2.The present scheme is applicable to any/all kinds of data. However, in the future it is anticipated for a variety of reasons that the relative computational costs of encryption will increase while (as suggested bandwidth costs will increasingly diminish by comparison). This suggests the increasing potential need for high bandwidth, low computational cost encryption and particularly a type of encryption which incorporates forms of complexity which do not evenly scale with increases in processing speed (as is the case with standard factor-based public key encryption).

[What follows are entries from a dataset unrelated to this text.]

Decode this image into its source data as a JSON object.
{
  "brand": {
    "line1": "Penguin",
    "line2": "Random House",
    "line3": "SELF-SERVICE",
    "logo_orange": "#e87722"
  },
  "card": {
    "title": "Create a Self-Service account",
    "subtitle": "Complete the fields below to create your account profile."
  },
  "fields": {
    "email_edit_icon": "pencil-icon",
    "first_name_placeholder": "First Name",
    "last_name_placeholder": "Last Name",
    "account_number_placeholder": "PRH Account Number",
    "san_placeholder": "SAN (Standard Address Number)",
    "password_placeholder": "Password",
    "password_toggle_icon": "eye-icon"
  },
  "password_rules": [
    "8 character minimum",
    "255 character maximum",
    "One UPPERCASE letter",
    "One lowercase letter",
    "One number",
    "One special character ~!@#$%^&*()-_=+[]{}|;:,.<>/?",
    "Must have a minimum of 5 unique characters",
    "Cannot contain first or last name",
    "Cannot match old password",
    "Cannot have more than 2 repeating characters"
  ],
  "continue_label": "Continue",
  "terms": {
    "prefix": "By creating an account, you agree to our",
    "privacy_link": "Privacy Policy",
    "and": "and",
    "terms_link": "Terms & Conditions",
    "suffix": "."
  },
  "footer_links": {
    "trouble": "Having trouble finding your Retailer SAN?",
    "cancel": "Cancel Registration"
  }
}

3.Quantum Cryptography—As quantum cryptography becomes a practical reality for photonic-based transmissions a need will also arise for fast, efficient yet highly secure encryption methods through which the encryption keys can be securely transmitted in advance of transmission. Once the keys are present (and the fact of their non-interception securely verified) it will be important for the sake of computational efficiency and speed for the scheme to enable the recipient to easily decrypt the message. In addition, once quantum cryptoanalysis becomes a practical realization the use of fundamentally alternative methods such as the analog encryption scheme herein proposed (versus digital factor-based ciphers) will be particularly needed.
The scheme proposed here requires less computation than other schemes which use standard pseudo random generators. However, it does rely on the ability to send large amounts of data in an efficient manner. This quite likely is a reasonable assumption since bandwidth is turning out to be inexpensive whereas computation is still costly. In addition, scanning pictures is a task which is easy and inexpensive.